An array consisting of at least three instruments can be used to measure the wave direction. A millimeter-wave radar array was deployed on a fixed T-shaped rigid structure on the bridge deck, with the array distributed in an isosceles triangle configuration, as shown in
Figure 15. According to spatial sampling theory, radars spaced 3 m apart cannot accurately capture waves with wavelengths below 3 m. Therefore, in order to correctly measure high-frequency waves, the array size should not be too large. The plane of the millimeter-wave radar array was positioned parallel to the sea surface, and its emitted electromagnetic waves incident vertically onto the sea surface, resulting in the strongest reflection intensity. The millimeter-wave radar array recorded the vertical distance to the sea surface, and the wave spectrum was obtained using the periodogram method, while the wave direction spectrum was obtained using the BDM method. The measured wave direction spectrum was compared with the actual conditions.
Figure 16a shows the distribution of the millimeter-wave radar array, and
Figure 16b shows the actual propagation direction of the waves in the field. The direction was defined such that northward corresponded to 0°, and waves propagating eastward corresponded to 90°.

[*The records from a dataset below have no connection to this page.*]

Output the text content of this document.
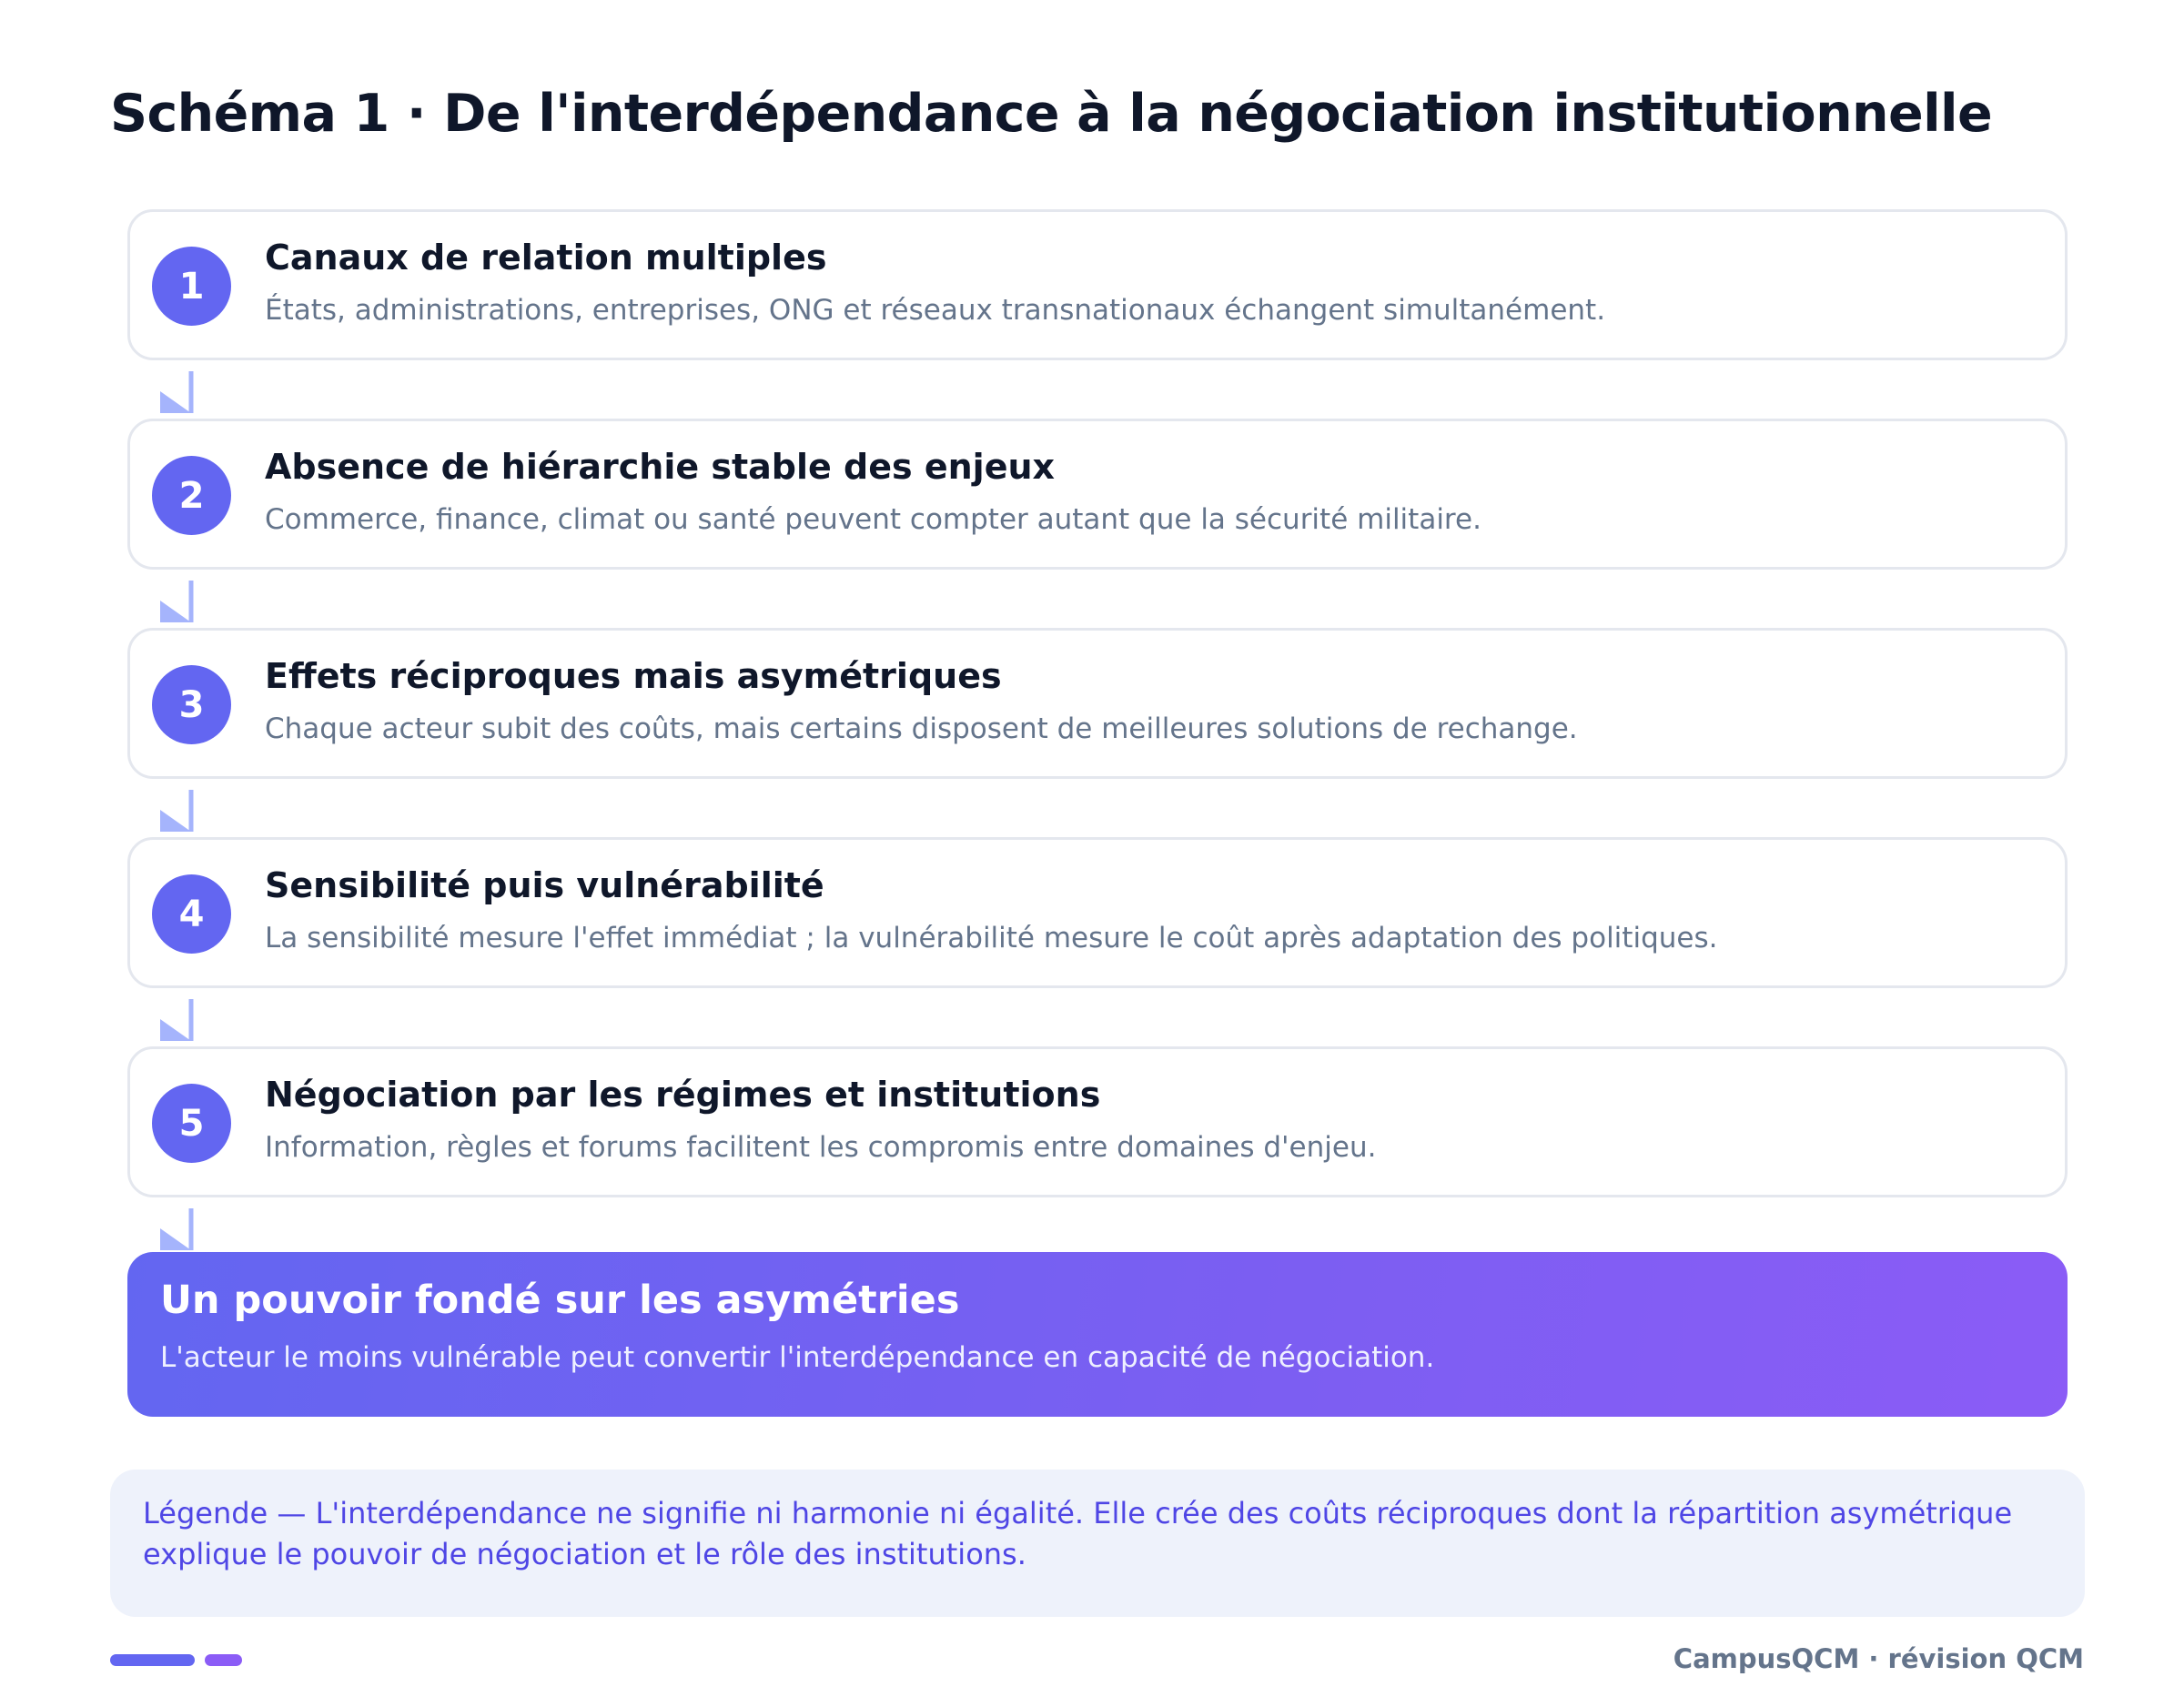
Schéma 1 · De l'interdépendance à la négociation institutionnelle
1
Canaux de relation multiples
États, administrations, entreprises, ONG et réseaux transnationaux échangent simultanément.
2
Absence de hiérarchie stable des enjeux
Commerce, finance, climat ou santé peuvent compter autant que la sécurité militaire.
3
Effets réciproques mais asymétriques
Chaque acteur subit des coûts, mais certains disposent de meilleures solutions de rechange.
4
Sensibilité puis vulnérabilité
La sensibilité mesure l'effet immédiat ; la vulnérabilité mesure le coût après adaptation des politiques.
5
Négociation par les régimes et institutions
Information, règles et forums facilitent les compromis entre domaines d'enjeu.
Un pouvoir fondé sur les asymétries
L'acteur le moins vulnérable peut convertir l'interdépendance en capacité de négociation.
Légende — L'interdépendance ne signifie ni harmonie ni égalité. Elle crée des coûts réciproques dont la répartition asymétrique explique le pouvoir de négociation et le rôle des institutions.
CampusQCM · révision QCM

Figure 16c represents the wave direction spectrum of the millimeter-wave radar array measurements, while
Figure 16d displays the polar coordinate form of the measured wave direction spectrum. It can be observed that the direction distribution was primarily in the northeast direction, with the peak energy located at approximately 15° east of north, consistent with the actual wave direction. The measured marine area is located in the nearshore region, where in addition to waves propagating from the ocean toward the coast, waves are reflected from the coastline into the sea. The irregularities in the nearshore seabed topography and coastline can influence the propagation direction of the waves, resulting in variations and uncertainties in wave direction. In addition, the interaction between waves in the nearshore region can lead to phenomena such as wave reflection and interference, further increasing the complexity of the wave direction.